Kann man überhaupt von „Substitution“ sprechen, wenn als „Ersatz“ Heroin verabreicht wird? Ja, findet Annett Bauer, seit zwei Monaten die neue Vorsitzende des Chill Out e.V., der sich für akzeptierende Drogenarbeit einsetzt. Denn auch wenn die Droge bei der heroingestützten Behandlung nicht ersetzt wird, ändere sich das Umfeld. Bauer: „Die Szene wird substituiert.“ Grundlage ihrer Argumentation ist das 2006 abgeschlossene Bundesmodellprojekt zur heroingestützten Behandlung (siehe Kasten). Demnach gehe nicht nur die Beschaffungskriminalität bei Heroin-Patienten zurück: Sie zeigten auch eine höhere Bereitschaft, in die Abstinenztherapie zu wechseln.
Etwa 140 Potsdamer konnten Chill out und die Aidshilfe am Samstag zu einer Unterschrift für ihre Sache bewegen: „Aus meiner Sicht ist es gut gelaufen“, resümierte Bauer. Die Aidshilfe hat die Aktion initiiert, weil Heroingebrauch auch das Infektionsrisiko mit HIV erhöht: Zwischen sechs und sieben Prozent der HIV-Neuansteckungen werden auf den Gebrauch illegaler Drogen zurückgeführt, erklärte Dirk Schäffer, Referent für Drogen und Strafvollzug bei der Deutschen Aidshilfe, am Samstag in Potsdam.

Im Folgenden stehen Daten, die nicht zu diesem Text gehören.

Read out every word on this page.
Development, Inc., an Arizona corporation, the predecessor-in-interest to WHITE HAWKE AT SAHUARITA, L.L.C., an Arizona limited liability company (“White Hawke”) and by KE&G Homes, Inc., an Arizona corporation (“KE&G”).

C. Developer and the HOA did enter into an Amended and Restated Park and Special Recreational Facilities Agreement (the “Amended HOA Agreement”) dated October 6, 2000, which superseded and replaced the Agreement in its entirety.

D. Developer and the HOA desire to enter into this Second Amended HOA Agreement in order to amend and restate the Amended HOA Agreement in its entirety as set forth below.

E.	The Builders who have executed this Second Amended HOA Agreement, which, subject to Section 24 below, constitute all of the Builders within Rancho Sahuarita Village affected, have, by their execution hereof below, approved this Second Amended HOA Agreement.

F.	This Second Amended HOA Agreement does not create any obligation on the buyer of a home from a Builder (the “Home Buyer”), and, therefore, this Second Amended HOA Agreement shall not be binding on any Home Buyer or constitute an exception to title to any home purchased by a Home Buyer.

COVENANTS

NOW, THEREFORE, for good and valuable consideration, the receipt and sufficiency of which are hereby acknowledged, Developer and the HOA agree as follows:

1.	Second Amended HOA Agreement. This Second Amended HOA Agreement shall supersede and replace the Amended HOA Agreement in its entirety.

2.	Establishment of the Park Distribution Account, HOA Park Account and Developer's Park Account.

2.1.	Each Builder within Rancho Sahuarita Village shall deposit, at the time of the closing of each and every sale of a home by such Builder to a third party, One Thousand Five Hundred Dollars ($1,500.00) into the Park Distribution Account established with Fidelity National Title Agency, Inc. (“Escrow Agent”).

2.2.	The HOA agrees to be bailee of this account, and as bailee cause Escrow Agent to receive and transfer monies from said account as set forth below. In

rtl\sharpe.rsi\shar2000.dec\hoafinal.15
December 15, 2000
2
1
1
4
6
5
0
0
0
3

Über die Heroin-Szene in Potsdam gibt es unterdessen allerdings kaum Informationen: Unklar sei zum Beispiel, ob unter den neun Drogentoten im Land Brandenburg 2006 auch Potsdamer waren. „Es gibt keine Erfassung für Potsdam direkt“, so Bauer. Sie gehe aber auch davon aus, dass durch die Berlinnähe „die Zahlen verschwimmen“. Immerhin 173 Drogentote gab es 2006 in der Bundeshauptstadt, wie im aktuellen Drogen- und Suchtbericht der Drogenbeauftragten der Bundesregierung zu lesen ist.
Die Suchtpräventionsfachstelle des Chill Out e.V. stehe als Anlaufpunkt zur Verfügung, betonte Bauer. Sie wisse bisher nur von einem Fall in Potsdam, in dem von einem Heroinabhängigen der Kontakt aufgenommen worden sei. Auch Dieter Hermann von der Potsdamer Aidshilfe kennt einen Fall, in dem eine Substitutionsbehandlung in Potsdam erfolgreich verlief. Die Drogenbeauftragte rechnet bundesweit mit 175 000 Menschen, die von illegalen Drogen (ohne Cannabis) abhängig sind. 64 500 befanden sich 2006 in einer – meldepflichtigen – Substitutionsbehandlung mit Methadon. Mit 33 liegt die Zahl der Substitutionspatienten in Brandenburg bundesweit am niedrigsten – dafür sind es in Berlin mehr als 4000.